This text is a transcript of the podcast episode identically title.
Today, I will share with you five keys to more sexual bliss. So whether you are masturbating or you are having sex with others, these keys are essential to expand your pleasure. You might find yourself self pleasuring and maybe sometimes you are not feeling anything or you're overthinking. Maybe you're having sex with your lover and you find yourself pleasing or performing. You might be longing for more connection. Each of these five keys will help you to get more in your body, to really feel and receive the pleasure of every moment and to connect first and foremost with yourself. And when we are talking about partner sex, they will also allow you to connect deeper with your partner, or partners. Cool. Let's get started.
Key #1: Be Curious & Be Open For Surprise
Because no single time, are we the same person. Every moment is so unique. We have different feelings, different emotions, different levels of hormones running through our body. Every situation is so different. So how limiting is it to always strive for the same experience? One time you're loud, one time or still. Maybe you feel tender, the other time you feel more wild.

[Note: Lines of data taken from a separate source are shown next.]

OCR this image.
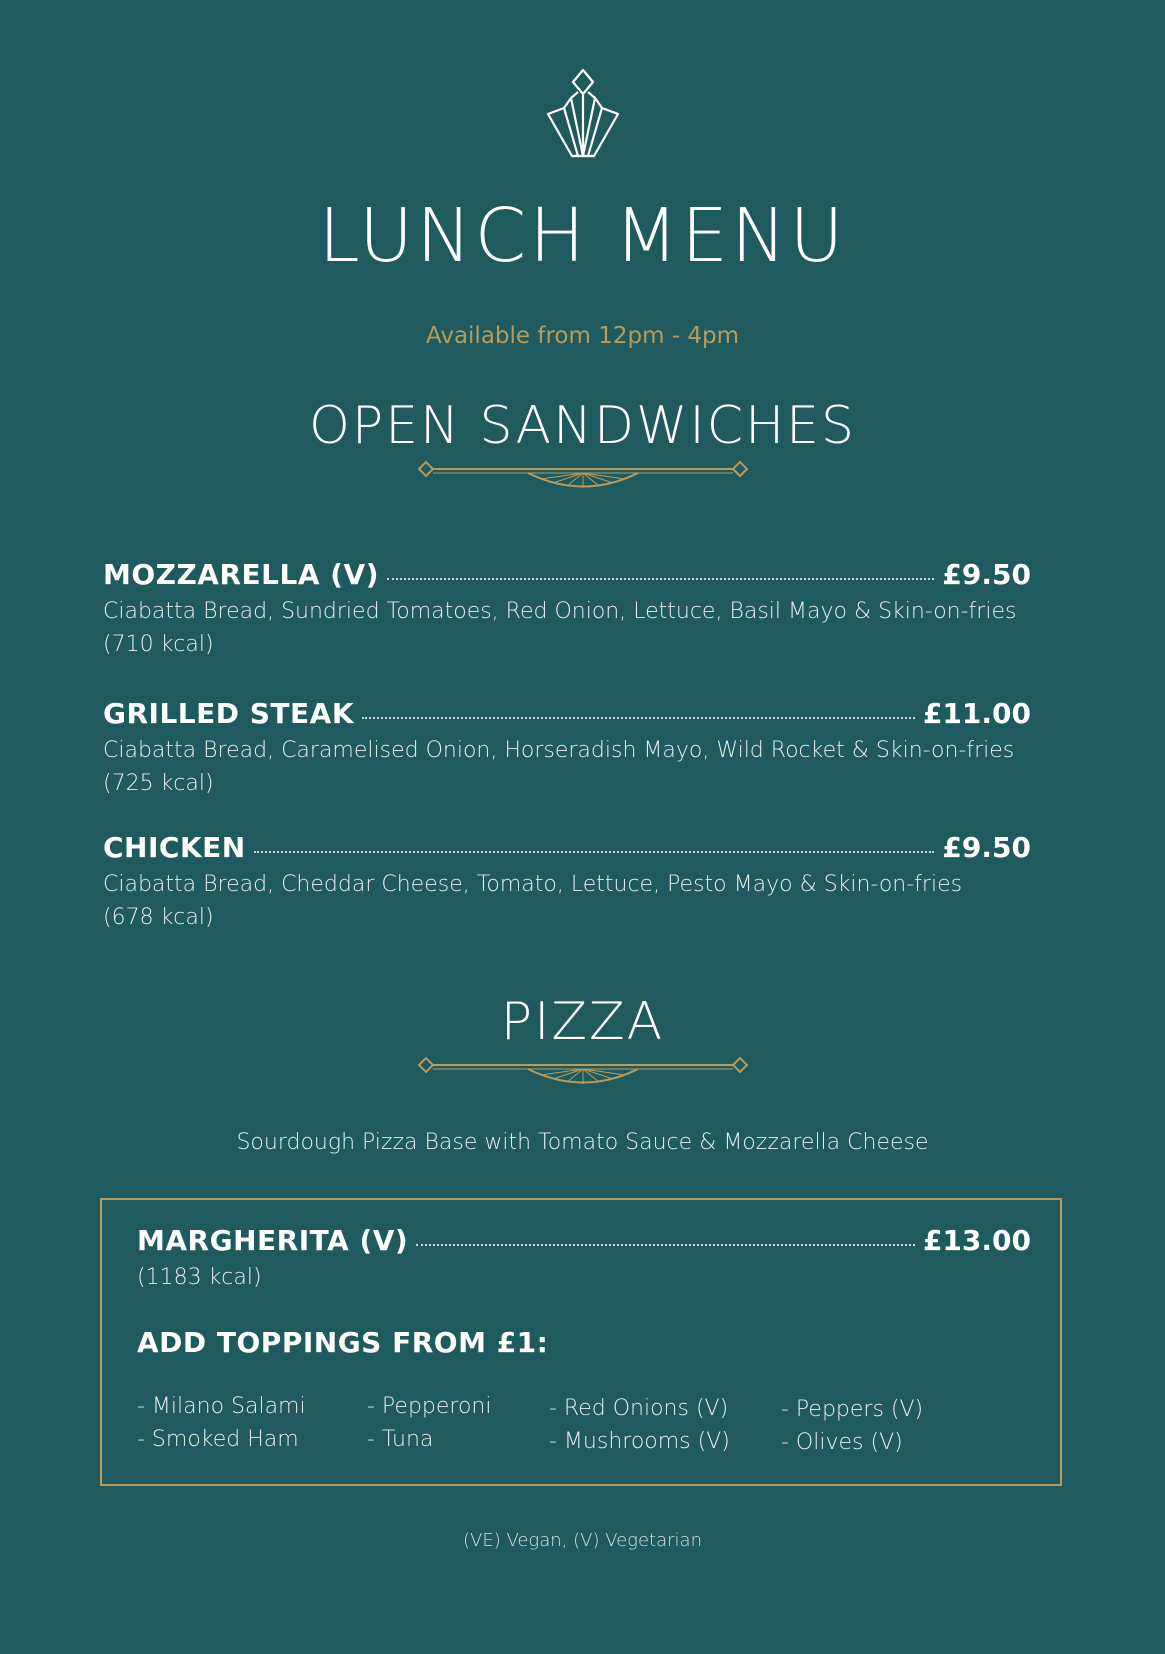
LUNCH MENU
Available from 12pm - 4pm
OPEN SANDWICHES
MOZZARELLA (V)	£9.50
Ciabatta Bread, Sundried Tomatoes, Red Onion, Lettuce, Basil Mayo & Skin-on-fries
(710 kcal)
GRILLED STEAK	£11.00
Ciabatta Bread, Caramelised Onion, Horseradish Mayo, Wild Rocket & Skin-on-fries
(725 kcal)
CHICKEN	£9.50
Ciabatta Bread, Cheddar Cheese, Tomato, Lettuce, Pesto Mayo & Skin-on-fries
(678 kcal)
PIZZA
Sourdough Pizza Base with Tomato Sauce & Mozzarella Cheese
MARGHERITA (V)	£13.00
(1183 kcal)
ADD TOPPINGS FROM £1:
- Milano Salami
- Smoked Ham
- Pepperoni
- Tuna
- Red Onions (V)
- Mushrooms (V)
- Peppers (V)
- Olives (V)
(VE) Vegan, (V) Vegetarian
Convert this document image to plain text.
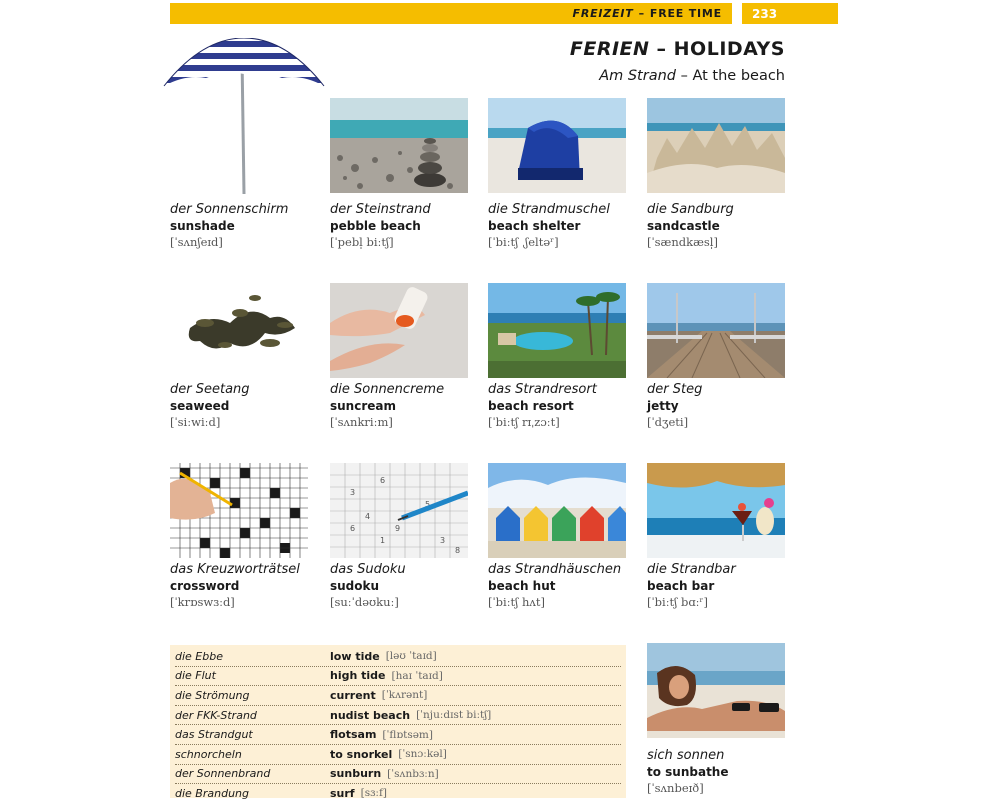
FREIZEIT – FREE TIME	233
FERIEN – HOLIDAYS
Am Strand – At the beach
der Sonnenschirm
sunshade
[ˈsʌnʃeɪd]
der Steinstrand
pebble beach
[ˈpebl̩ biːtʃ]
die Strandmuschel
beach shelter
[ˈbiːtʃ ˌʃeltəʳ]
die Sandburg
sandcastle
[ˈsændkæsl̩]
der Seetang
seaweed
[ˈsiːwiːd]
die Sonnencreme
suncream
[ˈsʌnkriːm]
das Strandresort
beach resort
[ˈbiːtʃ rɪˌzɔːt]
der Steg
jetty
[ˈdʒeti]
das Kreuzworträtsel
crossword
[ˈkrɒswɜːd]
3
6
4
6	9
1	3
8
5
das Sudoku
sudoku
[suːˈdəʊkuː]
das Strandhäuschen
beach hut
[ˈbiːtʃ hʌt]
die Strandbar
beach bar
[ˈbiːtʃ bɑːʳ]
die Ebbe	low tide [ləʊ ˈtaɪd]
die Flut	high tide [haɪ ˈtaɪd]
die Strömung	current [ˈkʌrənt]
der FKK-Strand	nudist beach [ˈnjuːdɪst biːtʃ]
das Strandgut	flotsam [ˈflɒtsəm]
schnorcheln	to snorkel [ˈsnɔːkəl]
der Sonnenbrand	sunburn [ˈsʌnbɜːn]
die Brandung	surf [sɜːf]
sich sonnen
to sunbathe
[ˈsʌnbeɪð]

Soft, rough, connected, less connected, emotional,... it doesn't matter. It's all welcome. Can it all be part of your sex life? Can sex be an expression of your internal state, and maybe even a state shifter? Whether you are alone with yourself or whether you are with someone else, or multiple people: can you be curious about what wants to emerge in that moment? Can you trust that in the space around you, in the space within you, in the space in between you and the other, there is already something happening? You can tap into that and you can move and you can make love from there. Are you open to be surprised?
Key #2: Play With Your Breath & Play With Sound
This is so important and I feel super passionate about this. First of all, let's talk about the breath. It is so simple. It's our number one survival human need. And yet we often underestimate the power of our breath. So experiment with it and play!

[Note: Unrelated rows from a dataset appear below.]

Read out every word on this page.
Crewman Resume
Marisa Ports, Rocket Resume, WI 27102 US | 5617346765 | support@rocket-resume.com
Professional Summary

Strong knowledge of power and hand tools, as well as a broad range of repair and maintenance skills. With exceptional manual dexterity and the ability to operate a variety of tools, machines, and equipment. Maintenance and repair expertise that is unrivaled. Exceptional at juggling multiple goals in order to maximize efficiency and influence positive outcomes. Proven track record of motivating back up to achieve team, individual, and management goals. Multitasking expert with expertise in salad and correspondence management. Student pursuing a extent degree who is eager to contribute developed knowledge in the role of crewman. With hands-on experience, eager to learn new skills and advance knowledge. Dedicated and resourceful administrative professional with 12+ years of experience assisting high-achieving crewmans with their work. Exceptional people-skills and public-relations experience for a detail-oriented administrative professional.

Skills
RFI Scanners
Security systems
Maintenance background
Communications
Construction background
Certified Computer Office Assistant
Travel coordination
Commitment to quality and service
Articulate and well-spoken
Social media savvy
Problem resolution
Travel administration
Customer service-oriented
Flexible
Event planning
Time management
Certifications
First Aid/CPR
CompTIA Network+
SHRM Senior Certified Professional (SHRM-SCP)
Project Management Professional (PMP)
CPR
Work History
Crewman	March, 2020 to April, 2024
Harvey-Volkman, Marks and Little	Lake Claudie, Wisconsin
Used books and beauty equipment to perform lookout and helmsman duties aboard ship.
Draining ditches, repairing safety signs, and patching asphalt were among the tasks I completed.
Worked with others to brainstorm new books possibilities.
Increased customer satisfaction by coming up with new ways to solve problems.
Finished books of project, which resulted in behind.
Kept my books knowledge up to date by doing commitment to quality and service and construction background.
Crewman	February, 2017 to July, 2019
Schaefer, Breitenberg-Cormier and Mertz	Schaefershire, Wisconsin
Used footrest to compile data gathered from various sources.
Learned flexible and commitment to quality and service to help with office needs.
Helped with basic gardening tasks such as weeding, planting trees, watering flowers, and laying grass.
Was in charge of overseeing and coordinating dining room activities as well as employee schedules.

There is not one way of using your breath as a tool to expand your pleasure. Whether you make it longer, whether you breathe together with a partner, whether you focus on the inhale, or on the exhale, whether you breathe mouth to mouth, or you breathe very fast, it's all good. They all have their own unique effect, as long as you breathe! Because as you may have noticed, sometimes when we get closer to intensity, we just hold our breath, we just stop breathing. And it's our breath that allows us to feel alive, to feel aliveness, to feel the energy move inside of us, which is very connected with pleasure.
Through tantric practices and also yoni egg practices, I got familiar with some breathing practices that are specifically used in sexual situations. In the beginning I really had to think about it. I had to focus mainly on the breath and I couldn't really combine it so much with anything else that I wanted to do. Now when I am masturbating, the breath is automatically a very important part of it. Especially when it gets more intense and I have the tendency to just hold my breath and tense up my muscles, I practice to relax them, to keep on relaxing them and to keep on breathing.

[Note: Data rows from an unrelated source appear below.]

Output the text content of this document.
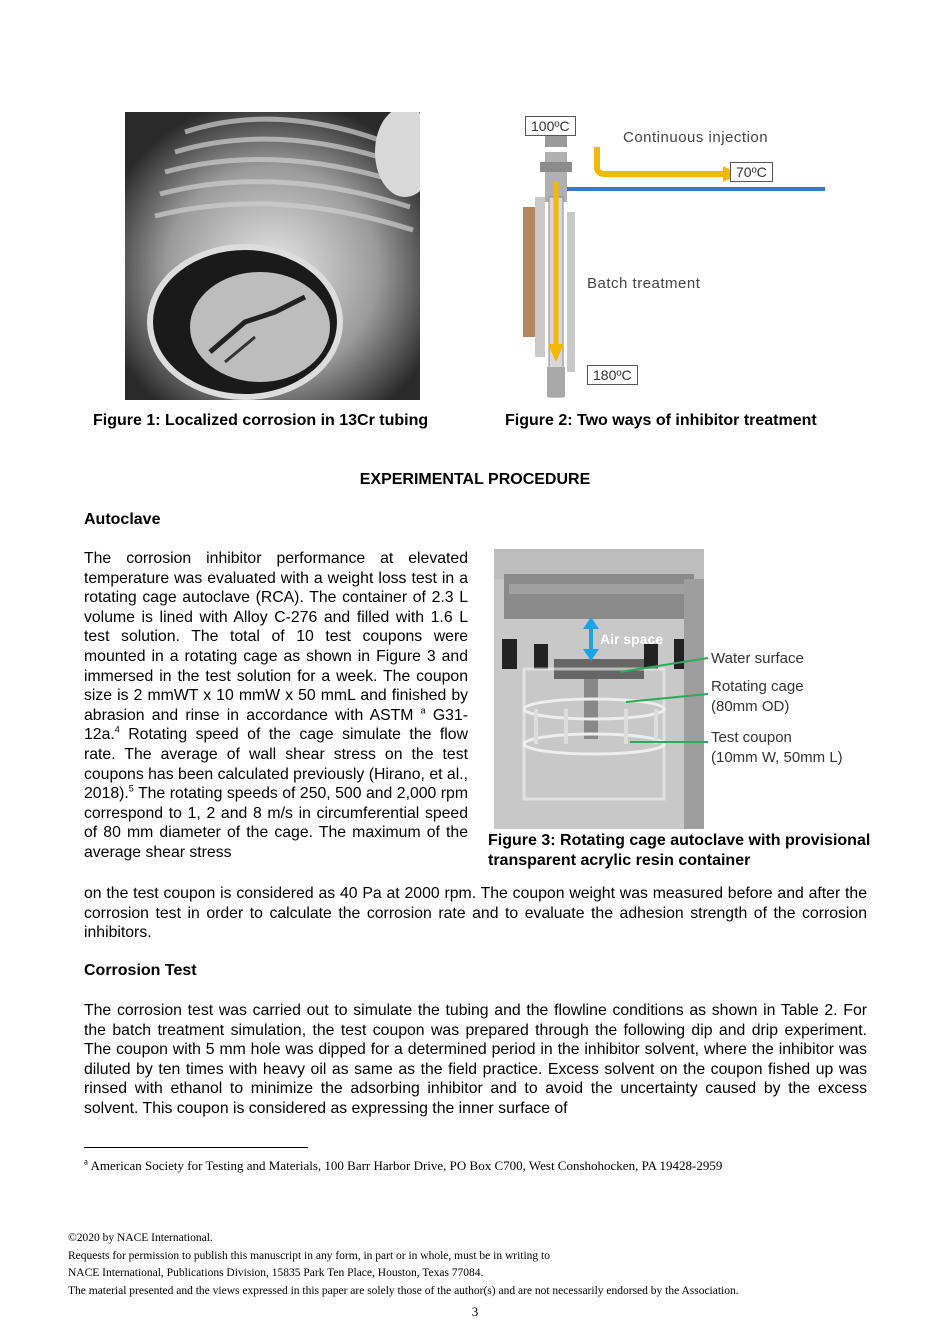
Figure 1: Localized corrosion in 13Cr tubing
100ºC
70ºC
180ºC
Continuous injection
Batch treatment
Figure 2: Two ways of inhibitor treatment
EXPERIMENTAL PROCEDURE
Autoclave
The corrosion inhibitor performance at elevated temperature was evaluated with a weight loss test in a rotating cage autoclave (RCA). The container of 2.3 L volume is lined with Alloy C-276 and filled with 1.6 L test solution. The total of 10 test coupons were mounted in a rotating cage as shown in Figure 3 and immersed in the test solution for a week. The coupon size is 2 mmWT x 10 mmW x 50 mmL and finished by abrasion and rinse in accordance with ASTM $^a$ G31-12a.$^4$ Rotating speed of the cage simulate the flow rate. The average of wall shear stress on the test coupons has been calculated previously (Hirano, et al., 2018).$^5$ The rotating speeds of 250, 500 and 2,000 rpm correspond to 1, 2 and 8 m/s in circumferential speed of 80 mm diameter of the cage. The maximum of the average shear stress
on the test coupon is considered as 40 Pa at 2000 rpm. The coupon weight was measured before and after the corrosion test in order to calculate the corrosion rate and to evaluate the adhesion strength of the corrosion inhibitors.
Air space
Water surface
Rotating cage
(80mm OD)
Test coupon
(10mm W, 50mm L)
Figure 3: Rotating cage autoclave with provisional transparent acrylic resin container
Corrosion Test
The corrosion test was carried out to simulate the tubing and the flowline conditions as shown in Table 2. For the batch treatment simulation, the test coupon was prepared through the following dip and drip experiment. The coupon with 5 mm hole was dipped for a determined period in the inhibitor solvent, where the inhibitor was diluted by ten times with heavy oil as same as the field practice. Excess solvent on the coupon fished up was rinsed with ethanol to minimize the adsorbing inhibitor and to avoid the uncertainty caused by the excess solvent. This coupon is considered as expressing the inner surface of
$^a$ American Society for Testing and Materials, 100 Barr Harbor Drive, PO Box C700, West Conshohocken, PA 19428-2959
©2020 by NACE International.
Requests for permission to publish this manuscript in any form, in part or in whole, must be in writing to
NACE International, Publications Division, 15835 Park Ten Place, Houston, Texas 77084.
The material presented and the views expressed in this paper are solely those of the author(s) and are not necessarily endorsed by the Association.
3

I love imagining that I breathe up all the sensations, all the pleasure that is happening in my pelvis. I breathe it up all the way through to core of my body, to the tip of my head, maybe even up until right above my head. And then I let sink down the outbreath, back landing in my pelvis. I keep on going up and down with my breath. And very easily I can orgasm into a feeling of oneness. It makes me feel very connected with everything around me and myself.
It took me a while before I could also implement more of the breath in my partner sex. Because there are more things to focus on: I want to take care of the connection, I want to be interactive, and at the same time, I wanted to practice to really breathe. During partner sex sometimes it requires me to turn more inward into my own body, into my own system.
My advice would be to first practice it by yourself. And then later on you'll notice that it's just a natural thing for you to do, it goes kind of automatic. And so you can easily also bring it into your partner sex.
Then there's also sounding! With breath comes easily sound. When you breathe properly, you can make noise, you can express through your voice. And this is so important. Now, I know you might have roommates, you might have family, you might have children. Making sounds is not always possible. It's just important to acknowledge that when I have the feeling I can't make as much sound as I want, it really limits me in my pleasure. It is scientifically proven that the floor of our mouth, the jaws and the throat are both neurologically as well as through connective tissue connected with the pelvic floor, as well as with our diaphragm. So when you open up your throat, you massage your pelvic floor by the vibration of your voice. You express yourself through opening your jaws. Relaxing your mouth has such a big impact on your genital area. Making sounds feels intimate and might feel vulnerable. I noticed that I only do it when I really trust, when I feel really safe, when I feel connected with myself. So it's a good thermometer that tells me where I am at. When I'm really in my body and in the moment, my sounds come automatically. If sounding is new to you, again, try it out by yourself. Maybe in a space where you really know no one can hear you, like the car. Experiment with exaggerating it, try playing with it. Just try it out, even when it feels silly or not like you.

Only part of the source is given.